During the coronavirus crisis, Senate Majority leader Mitch McConnell has stressed that he has no interest in “bailing out” blue states that have been suffering budgetary problems because of the coronavirus pandemic. But Democrat-dominated states are hardly the only ones suffering: according to analysis from Moody’s Analytics, the U.S. economy could contract by 3% if Congress does not give states the help that they need — and Moody’s told the Wall Street Journal that more than 4 million jobs could be lost.

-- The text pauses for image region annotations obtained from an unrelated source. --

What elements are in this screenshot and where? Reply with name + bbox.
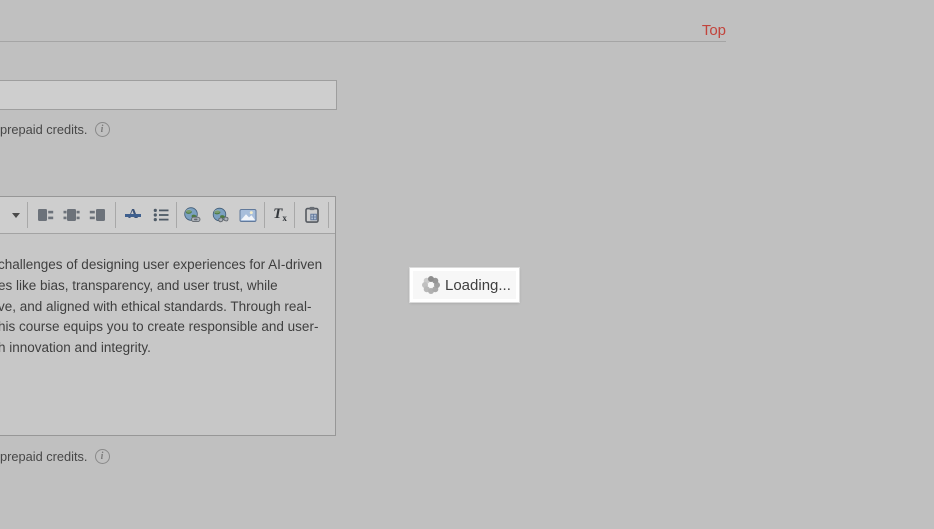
section-divider: [0, 41, 726, 42]
credits-note-1: prepaid credits. i: [0, 122, 110, 137]
bullet-list-icon: [153, 208, 169, 222]
clear-formatting-button[interactable]: Tx: [267, 201, 293, 229]
toolbar-separator: [115, 202, 116, 228]
toolbar-separator: [328, 202, 329, 228]
unlink-button[interactable]: [207, 201, 233, 229]
credits-note-text: prepaid credits.: [0, 449, 88, 464]
image-icon: [239, 208, 257, 223]
editor-text-line: h innovation and integrity.: [0, 338, 331, 359]
chevron-down-icon: [12, 213, 20, 218]
format-dropdown-button[interactable]: [5, 201, 27, 229]
info-icon[interactable]: i: [95, 449, 110, 464]
align-center-button[interactable]: [58, 201, 84, 229]
toolbar-separator: [176, 202, 177, 228]
clipboard-icon: [304, 206, 320, 224]
bullet-list-button[interactable]: [147, 201, 175, 229]
page: Top prepaid credits. i: [0, 0, 934, 529]
editor-text-line: challenges of designing user experiences…: [0, 255, 331, 276]
unlink-globe-icon: [211, 207, 229, 223]
credits-input[interactable]: [0, 80, 337, 110]
top-anchor-link[interactable]: Top: [702, 22, 726, 39]
strikethrough-icon: A: [125, 207, 141, 223]
loading-dialog: Loading...: [410, 268, 519, 302]
loading-label: Loading...: [445, 277, 511, 294]
credits-note-2: prepaid credits. i: [0, 449, 110, 464]
strikethrough-button[interactable]: A: [119, 201, 147, 229]
clear-formatting-icon: Tx: [273, 207, 287, 223]
toolbar-separator: [294, 202, 295, 228]
spinner-icon: [429, 283, 433, 287]
credits-note-text: prepaid credits.: [0, 122, 88, 137]
toolbar-separator: [264, 202, 265, 228]
align-center-icon: [63, 208, 80, 222]
rich-text-editor: A: [0, 196, 336, 436]
editor-text-line: his course equips you to create responsi…: [0, 317, 331, 338]
editor-content-area[interactable]: challenges of designing user experiences…: [0, 234, 335, 435]
align-left-button[interactable]: [32, 201, 58, 229]
editor-text-line: ve, and aligned with ethical standards. …: [0, 297, 331, 318]
align-right-button[interactable]: [84, 201, 110, 229]
insert-link-button[interactable]: [179, 201, 205, 229]
toolbar-separator: [27, 202, 28, 228]
info-icon[interactable]: i: [95, 122, 110, 137]
paste-button[interactable]: [298, 201, 326, 229]
editor-toolbar: A: [0, 197, 335, 234]
editor-text-line: es like bias, transparency, and user tru…: [0, 276, 331, 297]
align-right-icon: [89, 208, 106, 222]
insert-image-button[interactable]: [235, 201, 261, 229]
link-globe-icon: [183, 207, 201, 223]
align-left-icon: [37, 208, 54, 222]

In July, Senate Republicans introduced a coronavirus relief package, but it did not include any aid for states or cities. However, negotiators in the Trump Administration have since said they are willing to offer states $150 billion in coronavirus relief — which is how much was included for state and local governments in the CARES Act when Congress passed it in March. Democrats in the U.S. House of Representatives, however, have said that states need a lot more help and called for $915 billion in relief when they passed a bill on May 15. But Treasury Secretary Steve Mnuchin described the Democratic recommendation as “an absurd number,” and McConnell made it clear that the Democratic bill passed on May 15 was dead on arrival.
McConnell has dismissed aid to states as a “blue state bailout,” and on August 10, President Donald Trump tweeted that House Democrats “only wanted BAILOUT MONEY for Democrat run states and cities that are failing badly.” But in fact, red states are also suffering budgetary woes because of the COVID-19 pandemic.
The Wall Street Journal noted that deep red Louisiana, for example, is up against a 46% decline in revenue. And Republican Sen. Bill Cassidy of Louisiana has asked for $500 billion in relief for state and local governments — which is $415 billion less than House Democrats asked for on May 15, but $350 billion more than the Trump Administration’s $150 billion offer.